Since the calculation of the factorizations for this type of reconstruction problem can be done before the moment of the reconstruction itself and stored, the computation times required for all cases are acceptable, the SPQR method being faster because it does not need distributed memory.

In addition, we have transformed the problem of reconstruction into a problem of matrix-vector multiplication and resolution of a triangular system in the case of the QR and a matrix-vector product in the case of the SVD. These resolutions are highly parallelizable in both CPU and GPU, which means that having the matrices stored we could accomplish the reconstructions faster than with the previous methods.

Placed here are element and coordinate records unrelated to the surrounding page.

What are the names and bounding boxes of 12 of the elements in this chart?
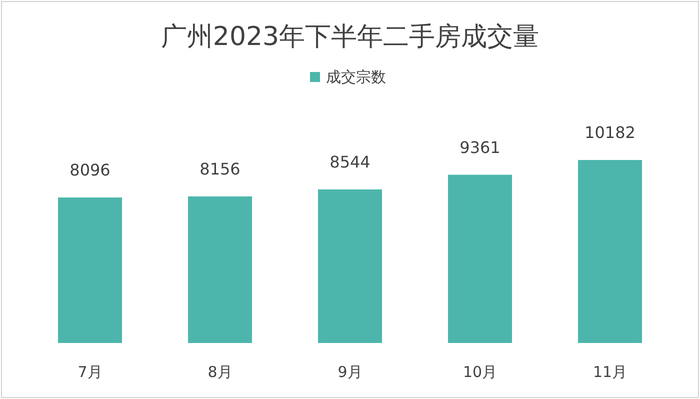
x-tick-label: 11月 (592, 363, 628, 381)
x-tick-label: 9月 (338, 363, 362, 381)
data-label: 10182 (584, 123, 636, 142)
data-label: 8544 (330, 152, 370, 172)
x-tick-label: 10月 (462, 363, 498, 381)
data-label: 8096 (70, 160, 110, 180)
data-label: 8156 (200, 159, 240, 178)
x-tick-label: 7月 (78, 363, 102, 381)
title: 广州2023年下半年二手房成交量 (160, 22, 540, 52)
legend-label: 成交宗数 (326, 68, 386, 86)
x-tick-label: 8月 (208, 363, 232, 381)
data-label: 9361 (460, 138, 500, 157)
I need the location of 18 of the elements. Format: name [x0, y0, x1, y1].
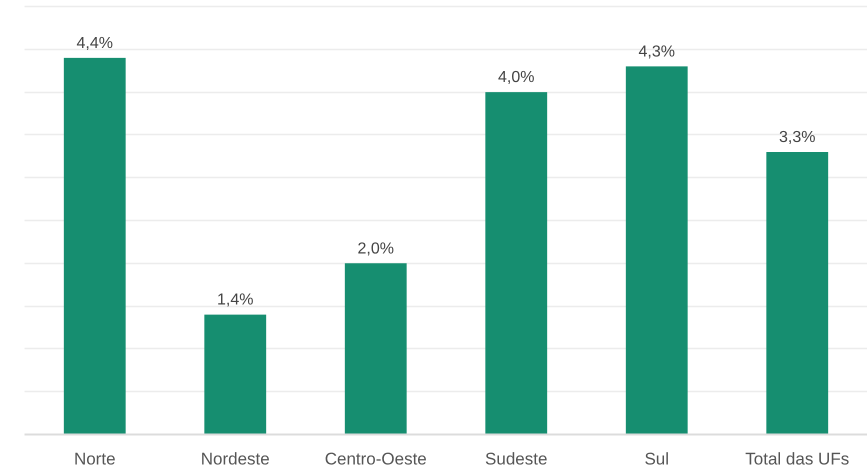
bar: [344, 263, 407, 434]
x-tick-label: Norte: [74, 450, 116, 468]
data-label: 4,0%: [498, 69, 534, 86]
bar: [485, 92, 548, 434]
x-tick-label: Sudeste: [485, 450, 548, 468]
x-tick-label: Total das UFs: [745, 450, 850, 468]
bar: [204, 314, 266, 434]
x-tick-label: Sul: [644, 450, 670, 468]
data-label: 4,4%: [76, 34, 113, 52]
data-label: 1,4%: [217, 292, 254, 309]
data-label: 2,0%: [358, 240, 394, 258]
x-tick-label: Nordeste: [200, 450, 270, 468]
x-tick-label: Centro-Oeste: [324, 450, 427, 468]
data-label: 3,3%: [779, 129, 816, 146]
bar: [766, 152, 828, 434]
bar: [626, 66, 688, 434]
data-label: 4,3%: [638, 43, 675, 60]
bar: [64, 58, 126, 434]
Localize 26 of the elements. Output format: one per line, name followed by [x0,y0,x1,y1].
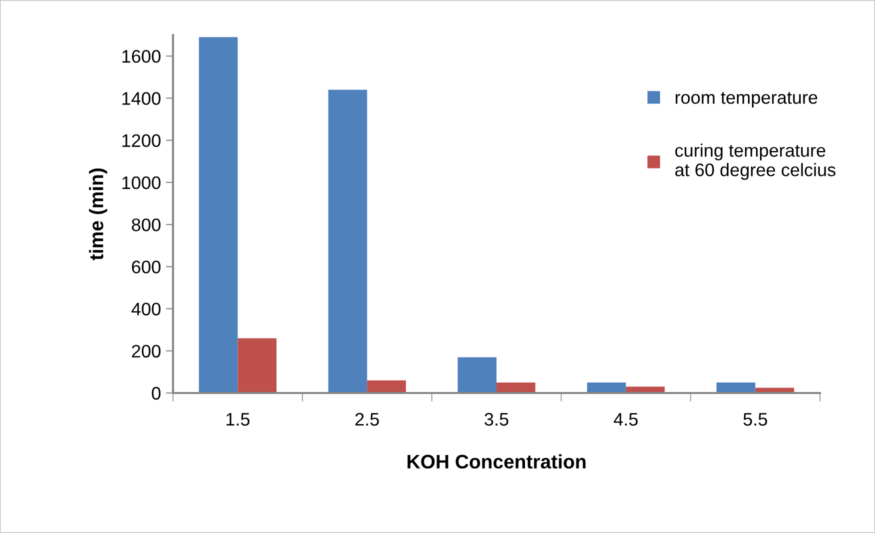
x-tick-label: 1.5 [226,413,250,426]
bar [238,338,277,393]
x-axis-title: KOH Concentration [408,454,586,469]
x-tick-label: 5.5 [743,413,768,426]
bar [367,380,406,393]
y-tick-label: 1600 [122,50,160,63]
bar [328,90,368,393]
y-axis-title: time (min) [89,168,108,260]
bar [458,357,496,393]
y-tick-label: 1200 [122,134,160,148]
y-tick-label: 0 [152,386,160,400]
legend-label: room temperature [676,92,818,108]
y-tick-label: 1000 [122,176,160,190]
bar [587,382,626,393]
bar [198,37,238,393]
y-tick-label: 600 [132,260,160,274]
x-tick-label: 2.5 [355,412,379,426]
y-tick-label: 1400 [122,92,160,105]
y-tick-label: 800 [132,218,160,232]
bar [716,382,756,393]
bar [496,382,536,393]
y-tick-label: 400 [131,302,160,316]
legend-label: curing temperature at 60 degree celcius [675,144,836,180]
y-tick-label: 200 [132,344,160,358]
x-tick-label: 3.5 [484,412,508,426]
x-tick-label: 4.5 [614,413,638,426]
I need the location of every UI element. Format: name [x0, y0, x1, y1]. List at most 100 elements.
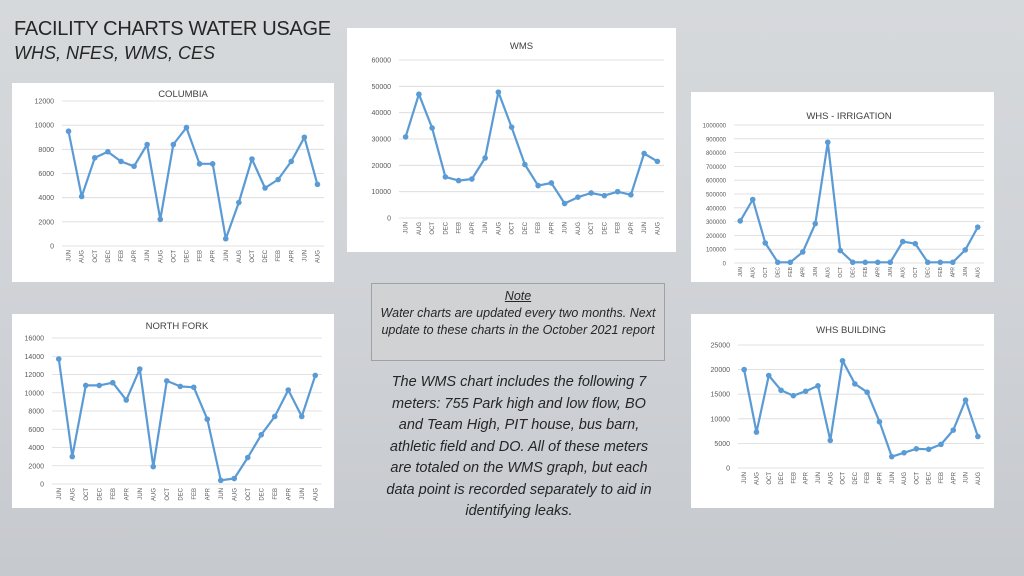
data-point: [109, 379, 116, 386]
data-point: [762, 240, 769, 246]
data-point: [177, 383, 184, 390]
data-point: [924, 259, 931, 266]
data-point: [91, 154, 98, 161]
y-tick-label: 500000: [706, 193, 727, 199]
x-tick-label: JUN: [738, 267, 744, 277]
data-point: [899, 238, 906, 245]
x-tick-label: JUN: [642, 222, 648, 234]
x-tick-label: OCT: [171, 250, 177, 263]
x-tick-label: APR: [876, 267, 882, 278]
data-point: [105, 148, 111, 155]
columbia-chart: COLUMBIA 0 2000 4000 6000 8000 10000 12000 JUN AU…: [12, 83, 334, 282]
data-point: [548, 180, 555, 186]
data-point: [131, 163, 137, 170]
x-tick-label: DEC: [259, 487, 265, 500]
x-tick-label: AUG: [902, 472, 908, 485]
x-tick-label: AUG: [158, 250, 164, 263]
data-point: [123, 397, 130, 403]
x-tick-label: JUN: [300, 488, 306, 500]
y-tick-label: 16000: [25, 336, 45, 343]
x-tick-label: APR: [470, 221, 476, 234]
x-tick-label: APR: [549, 221, 555, 234]
data-point: [601, 192, 608, 199]
x-tick-label: APR: [804, 471, 810, 484]
x-tick-label: AUG: [237, 250, 243, 263]
data-point: [314, 181, 321, 188]
y-tick-label: 12000: [35, 99, 55, 106]
series-line: [743, 359, 979, 458]
y-tick-label: 0: [726, 466, 730, 473]
x-tick-label: AUG: [751, 267, 757, 278]
y-tick-label: 0: [50, 244, 54, 251]
data-point: [588, 190, 594, 196]
data-point: [975, 433, 981, 440]
chart-svg: NORTH FORK 0 2000 4000 6000 8000 10000 12000 140…: [25, 321, 322, 501]
series-line: [739, 141, 979, 264]
x-tick-label: DEC: [776, 267, 782, 278]
x-tick-label: FEB: [863, 266, 869, 276]
x-tick-label: APR: [205, 487, 211, 500]
x-tick-label: AUG: [976, 472, 982, 485]
y-tick-label: 300000: [706, 220, 727, 226]
series-line: [57, 358, 317, 482]
note-heading: Note: [504, 289, 532, 303]
data-point: [55, 356, 62, 362]
x-tick-label: APR: [286, 487, 292, 500]
x-tick-label: DEC: [523, 221, 529, 234]
x-tick-label: OCT: [763, 267, 769, 278]
x-tick-label: JUN: [816, 472, 822, 484]
chart-title: COLUMBIA: [158, 89, 208, 100]
data-point: [815, 383, 821, 389]
chart-title: NORTH FORK: [146, 321, 209, 332]
x-tick-label: FEB: [457, 222, 463, 234]
x-tick-label: JUN: [964, 472, 970, 484]
x-tick-label: JUN: [219, 488, 225, 500]
data-point: [901, 449, 907, 456]
x-tick-label: JUN: [888, 267, 894, 277]
data-point: [136, 366, 143, 372]
data-point: [469, 176, 475, 182]
x-tick-label: AUG: [755, 472, 761, 485]
x-tick-label: OCT: [93, 250, 99, 263]
data-point: [641, 150, 647, 157]
y-tick-label: 8000: [38, 147, 54, 154]
data-point: [262, 185, 268, 191]
data-point: [236, 199, 242, 206]
data-point: [774, 259, 781, 266]
y-tick-label: 6000: [38, 171, 54, 178]
data-point: [614, 188, 621, 195]
y-tick-label: 15000: [711, 392, 731, 399]
x-tick-label: DEC: [602, 221, 608, 234]
x-tick-label: AUG: [826, 267, 832, 278]
data-point: [812, 220, 819, 227]
x-tick-label: FEB: [865, 472, 871, 484]
data-point: [628, 192, 634, 198]
x-tick-label: OCT: [841, 472, 847, 485]
x-tick-label: FEB: [198, 250, 204, 262]
y-tick-label: 25000: [711, 343, 731, 350]
y-tick-label: 0: [387, 216, 391, 223]
data-point: [144, 141, 150, 148]
x-tick-label: FEB: [273, 488, 279, 500]
data-point: [298, 413, 305, 420]
data-point: [416, 91, 422, 98]
data-point: [69, 453, 76, 460]
y-tick-label: 20000: [711, 367, 731, 374]
data-point: [778, 387, 784, 394]
y-tick-label: 200000: [706, 234, 727, 240]
data-point: [495, 89, 502, 95]
x-tick-label: FEB: [276, 250, 282, 262]
data-point: [285, 387, 292, 393]
x-tick-label: OCT: [838, 267, 844, 278]
wms-description: The WMS chart includes the following 7 m…: [386, 374, 652, 519]
x-tick-label: FEB: [111, 488, 117, 500]
x-tick-label: OCT: [250, 250, 256, 263]
data-point: [78, 193, 85, 200]
y-tick-label: 1000000: [703, 124, 727, 130]
wms-chart: WMS 0 10000 20000 30000 40000 50000 60000 JUN AUG…: [347, 28, 676, 252]
data-point: [799, 249, 806, 255]
y-tick-label: 100000: [706, 248, 727, 254]
x-tick-label: AUG: [313, 488, 319, 501]
y-tick-label: 6000: [28, 427, 44, 434]
x-tick-label: APR: [289, 249, 295, 262]
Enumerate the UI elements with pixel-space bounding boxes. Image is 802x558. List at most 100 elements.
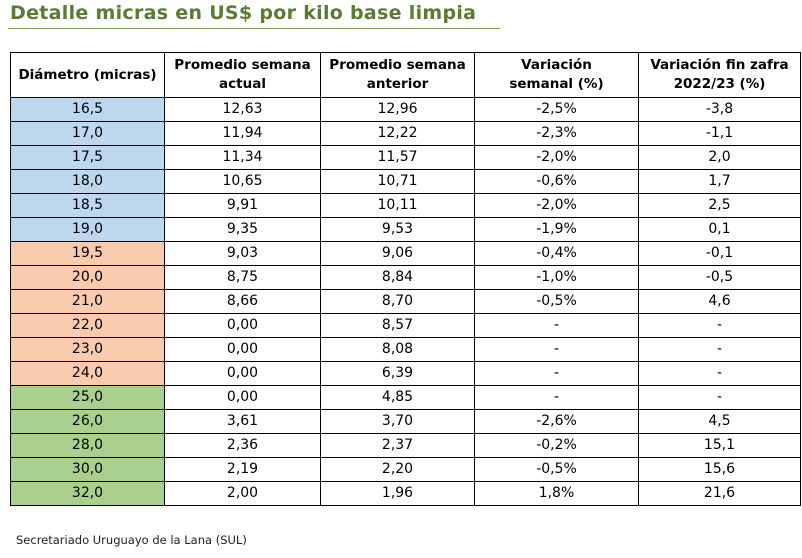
- variacion-zafra-cell: 2,0: [638, 145, 801, 170]
- variacion-zafra-cell: 15,6: [638, 457, 801, 482]
- promedio-anterior-cell: 4,85: [320, 385, 475, 410]
- variacion-zafra-cell: -0,5: [638, 265, 801, 290]
- variacion-semanal-cell: -2,5%: [474, 97, 639, 122]
- promedio-actual-cell: 0,00: [164, 361, 321, 386]
- table-row: 18,0 10,65 10,71 -0,6% 1,7: [10, 169, 801, 194]
- diametro-cell: 16,5: [10, 97, 165, 122]
- table-row: 26,0 3,61 3,70 -2,6% 4,5: [10, 409, 801, 434]
- variacion-zafra-cell: -: [638, 337, 801, 362]
- promedio-actual-cell: 2,36: [164, 433, 321, 458]
- source-footnote: Secretariado Uruguayo de la Lana (SUL): [16, 533, 247, 547]
- variacion-zafra-cell: 2,5: [638, 193, 801, 218]
- table-row: 20,0 8,75 8,84 -1,0% -0,5: [10, 265, 801, 290]
- diametro-cell: 25,0: [10, 385, 165, 410]
- diametro-cell: 24,0: [10, 361, 165, 386]
- variacion-semanal-cell: -0,2%: [474, 433, 639, 458]
- table-row: 18,5 9,91 10,11 -2,0% 2,5: [10, 193, 801, 218]
- header-promedio-actual: Promedio semana actual: [164, 52, 321, 98]
- promedio-actual-cell: 0,00: [164, 385, 321, 410]
- table-row: 16,5 12,63 12,96 -2,5% -3,8: [10, 97, 801, 122]
- table-row: 21,0 8,66 8,70 -0,5% 4,6: [10, 289, 801, 314]
- variacion-semanal-cell: -: [474, 361, 639, 386]
- diametro-cell: 19,5: [10, 241, 165, 266]
- table-row: 30,0 2,19 2,20 -0,5% 15,6: [10, 457, 801, 482]
- diametro-cell: 22,0: [10, 313, 165, 338]
- table-row: 25,0 0,00 4,85- -: [10, 385, 801, 410]
- promedio-anterior-cell: 10,71: [320, 169, 475, 194]
- diametro-cell: 18,5: [10, 193, 165, 218]
- promedio-anterior-cell: 9,06: [320, 241, 475, 266]
- promedio-anterior-cell: 1,96: [320, 481, 475, 506]
- promedio-anterior-cell: 3,70: [320, 409, 475, 434]
- promedio-anterior-cell: 8,70: [320, 289, 475, 314]
- variacion-zafra-cell: -: [638, 313, 801, 338]
- diametro-cell: 28,0: [10, 433, 165, 458]
- header-variacion-zafra: Variación fin zafra 2022/23 (%): [638, 52, 801, 98]
- table-row: 19,5 9,03 9,06 -0,4% -0,1: [10, 241, 801, 266]
- variacion-semanal-cell: -: [474, 385, 639, 410]
- diametro-cell: 17,5: [10, 145, 165, 170]
- promedio-actual-cell: 0,00: [164, 313, 321, 338]
- promedio-actual-cell: 9,91: [164, 193, 321, 218]
- table-row: 17,5 11,34 11,57 -2,0% 2,0: [10, 145, 801, 170]
- variacion-semanal-cell: -2,6%: [474, 409, 639, 434]
- promedio-actual-cell: 12,63: [164, 97, 321, 122]
- variacion-semanal-cell: -0,5%: [474, 289, 639, 314]
- header-row: Diámetro (micras) Promedio semana actual…: [10, 52, 801, 98]
- variacion-semanal-cell: -0,5%: [474, 457, 639, 482]
- variacion-semanal-cell: 1,8%: [474, 481, 639, 506]
- variacion-semanal-cell: -: [474, 313, 639, 338]
- diametro-cell: 32,0: [10, 481, 165, 506]
- promedio-actual-cell: 3,61: [164, 409, 321, 434]
- table-row: 28,0 2,36 2,37 -0,2% 15,1: [10, 433, 801, 458]
- variacion-semanal-cell: -1,0%: [474, 265, 639, 290]
- promedio-anterior-cell: 11,57: [320, 145, 475, 170]
- diametro-cell: 19,0: [10, 217, 165, 242]
- table-row: 32,0 2,00 1,96 1,8% 21,6: [10, 481, 801, 506]
- variacion-zafra-cell: 21,6: [638, 481, 801, 506]
- diametro-cell: 20,0: [10, 265, 165, 290]
- promedio-actual-cell: 11,34: [164, 145, 321, 170]
- promedio-anterior-cell: 6,39: [320, 361, 475, 386]
- variacion-zafra-cell: 15,1: [638, 433, 801, 458]
- promedio-anterior-cell: 12,22: [320, 121, 475, 146]
- promedio-actual-cell: 10,65: [164, 169, 321, 194]
- promedio-anterior-cell: 2,37: [320, 433, 475, 458]
- promedio-anterior-cell: 8,84: [320, 265, 475, 290]
- variacion-semanal-cell: -2,0%: [474, 193, 639, 218]
- variacion-zafra-cell: -: [638, 385, 801, 410]
- promedio-actual-cell: 9,03: [164, 241, 321, 266]
- table-row: 23,0 0,00 8,08- -: [10, 337, 801, 362]
- promedio-actual-cell: 2,19: [164, 457, 321, 482]
- diametro-cell: 18,0: [10, 169, 165, 194]
- variacion-zafra-cell: 1,7: [638, 169, 801, 194]
- variacion-zafra-cell: 0,1: [638, 217, 801, 242]
- table-row: 24,0 0,00 6,39- -: [10, 361, 801, 386]
- table-row: 22,0 0,00 8,57- -: [10, 313, 801, 338]
- promedio-anterior-cell: 9,53: [320, 217, 475, 242]
- header-diametro: Diámetro (micras): [10, 52, 165, 98]
- table-row: 19,0 9,35 9,53 -1,9% 0,1: [10, 217, 801, 242]
- header-promedio-anterior: Promedio semana anterior: [320, 52, 475, 98]
- title-underline: [8, 28, 500, 29]
- promedio-actual-cell: 9,35: [164, 217, 321, 242]
- page-title: Detalle micras en US$ por kilo base limp…: [10, 2, 477, 24]
- table-row: 17,0 11,94 12,22 -2,3% -1,1: [10, 121, 801, 146]
- promedio-anterior-cell: 2,20: [320, 457, 475, 482]
- promedio-actual-cell: 8,75: [164, 265, 321, 290]
- diametro-cell: 17,0: [10, 121, 165, 146]
- promedio-anterior-cell: 12,96: [320, 97, 475, 122]
- variacion-zafra-cell: -1,1: [638, 121, 801, 146]
- variacion-zafra-cell: 4,6: [638, 289, 801, 314]
- variacion-zafra-cell: -: [638, 361, 801, 386]
- promedio-anterior-cell: 10,11: [320, 193, 475, 218]
- micras-table: Diámetro (micras) Promedio semana actual…: [10, 52, 801, 506]
- diametro-cell: 26,0: [10, 409, 165, 434]
- promedio-anterior-cell: 8,57: [320, 313, 475, 338]
- variacion-zafra-cell: -0,1: [638, 241, 801, 266]
- variacion-zafra-cell: -3,8: [638, 97, 801, 122]
- variacion-semanal-cell: -1,9%: [474, 217, 639, 242]
- variacion-semanal-cell: -: [474, 337, 639, 362]
- promedio-actual-cell: 0,00: [164, 337, 321, 362]
- variacion-semanal-cell: -2,0%: [474, 145, 639, 170]
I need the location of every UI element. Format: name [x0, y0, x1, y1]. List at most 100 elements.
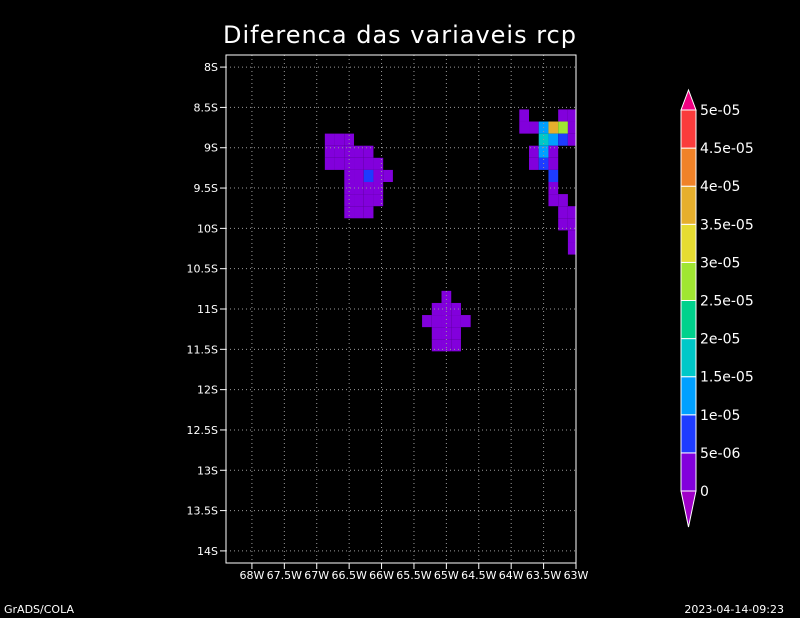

Regarding the image quality obtained, it is very satisfactory for all the cases in which the sub-matrix generated is full range, obtaining images of higher quality than those obtained by iterative methods that we have presented in previous works, such as LSQR [4]. However, the moment the sub-matrix becomes rank deficient, the reconstructed image is of very poor quality due to the lack of information. In future works, it is proposed to introduce regularization algorithms to increase the range of sub-matrices, or a filter in the image that, as with the LSQR method, are combined in a certain way that allows a more quality approximation to be made despite having an ill-conditioned problem.

In addition, it is necessary to analyze the implementation of the factorizations in order to improve the use of RAM memory, and in this way to factorize the corresponding matrix for 512 \(\times \) 512 pixels, which is the objective resolution. For this problem, we set out to use out-of-core computing techniques that make use of the disk to avoid main memory problems.

In conclusion, we can say that we have tested the viability of the SPQR and SVD direct algebraic methods applied to CT image reconstruction. In spite of not having reconstructed images of very high quality, we have verified that with these methods it is possible to reduce the dose of radiation to a great extent if the matrix can be computed.

At this point of our work we have two resolution options: For rapid reconstructions with low dose and medium resolutions, factoring methods. For high-resolution reconstructions and slightly worse quality, the LSQR + FISTA + STF iterative method, which is slower but guarantees good results.